Город Фрица Гейгера – это мир эффективной технобюрократической автократии, успешно решивший проблемы катастрофического кризиса, наладивший текущую жизнь людей – и столкнувшийся с проблемой отсутствия смыслов его существования, отсутствием идеологии и целей развития.
Однако этот мир был предсказан Стругацкими за сорок лет до названного интервью.

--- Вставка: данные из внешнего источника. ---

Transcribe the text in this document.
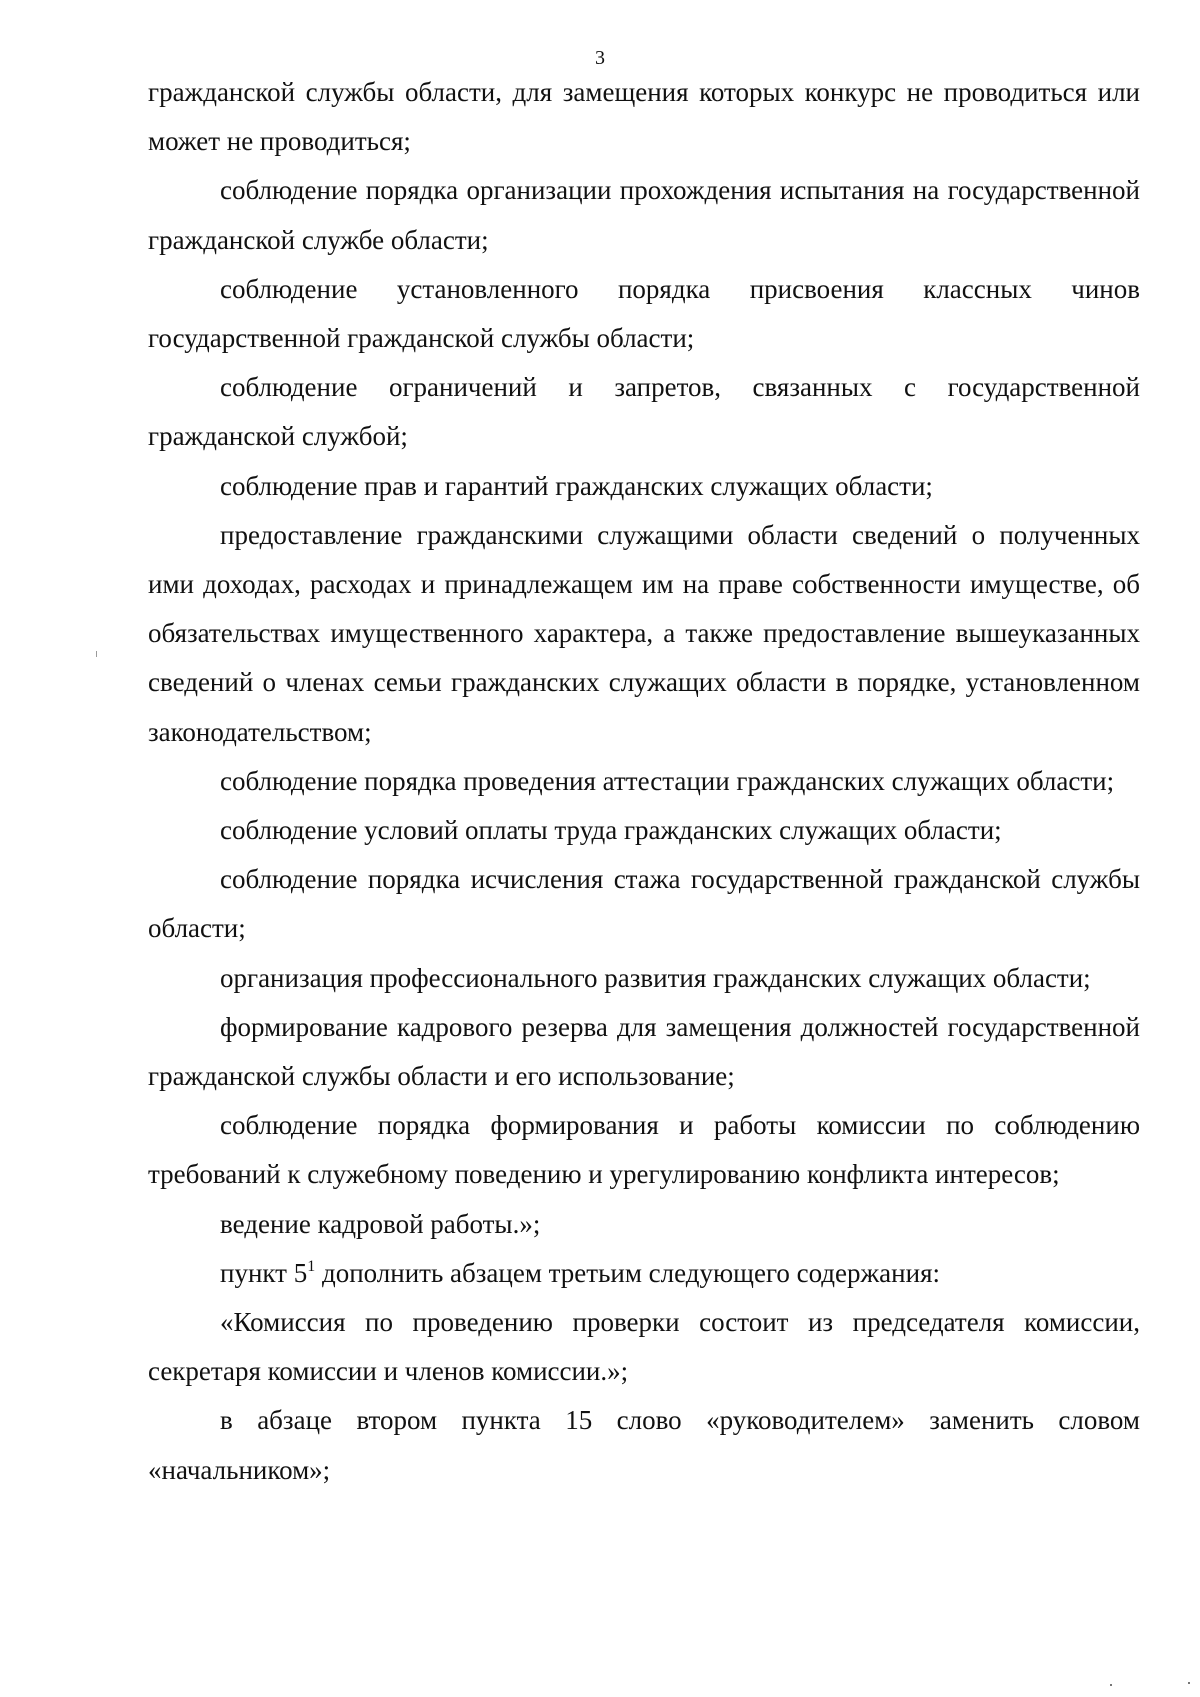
3

гражданской службы области, для замещения которых конкурс не проводиться или может не проводиться;

соблюдение порядка организации прохождения испытания на государственной гражданской службе области;

соблюдение установленного порядка присвоения классных чинов государственной гражданской службы области;

соблюдение ограничений и запретов, связанных с государственной гражданской службой;

соблюдение прав и гарантий гражданских служащих области;

предоставление гражданскими служащими области сведений о полученных ими доходах, расходах и принадлежащем им на праве собственности имуществе, об обязательствах имущественного характера, а также предоставление вышеуказанных сведений о членах семьи гражданских служащих области в порядке, установленном законодательством;

соблюдение порядка проведения аттестации гражданских служащих области;

соблюдение условий оплаты труда гражданских служащих области;

соблюдение порядка исчисления стажа государственной гражданской службы области;

организация профессионального развития гражданских служащих области;

формирование кадрового резерва для замещения должностей государственной гражданской службы области и его использование;

соблюдение порядка формирования и работы комиссии по соблюдению требований к служебному поведению и урегулированию конфликта интересов;

ведение кадровой работы.»;

пункт $5^1$ дополнить абзацем третьим следующего содержания:

«Комиссия по проведению проверки состоит из председателя комиссии, секретаря комиссии и членов комиссии.»;

в абзаце втором пункта 15 слово «руководителем» заменить словом «начальником»;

Картины и притчевые прогнозы, созданные Стругацкими посредством художественно-политического моделирования в рамках их модели политического развития, носят в существе своем политико-философский характер. Создав свою оптимистическую утопию Полдня и показав реалистически, что она не будет в полном смысле слова безоблачной, Стругацкие создали и пессимистический сценарий: серию политических прогнозов альтернативного характера, попытались проанализировать, что может быть альтернативой миру Полдня.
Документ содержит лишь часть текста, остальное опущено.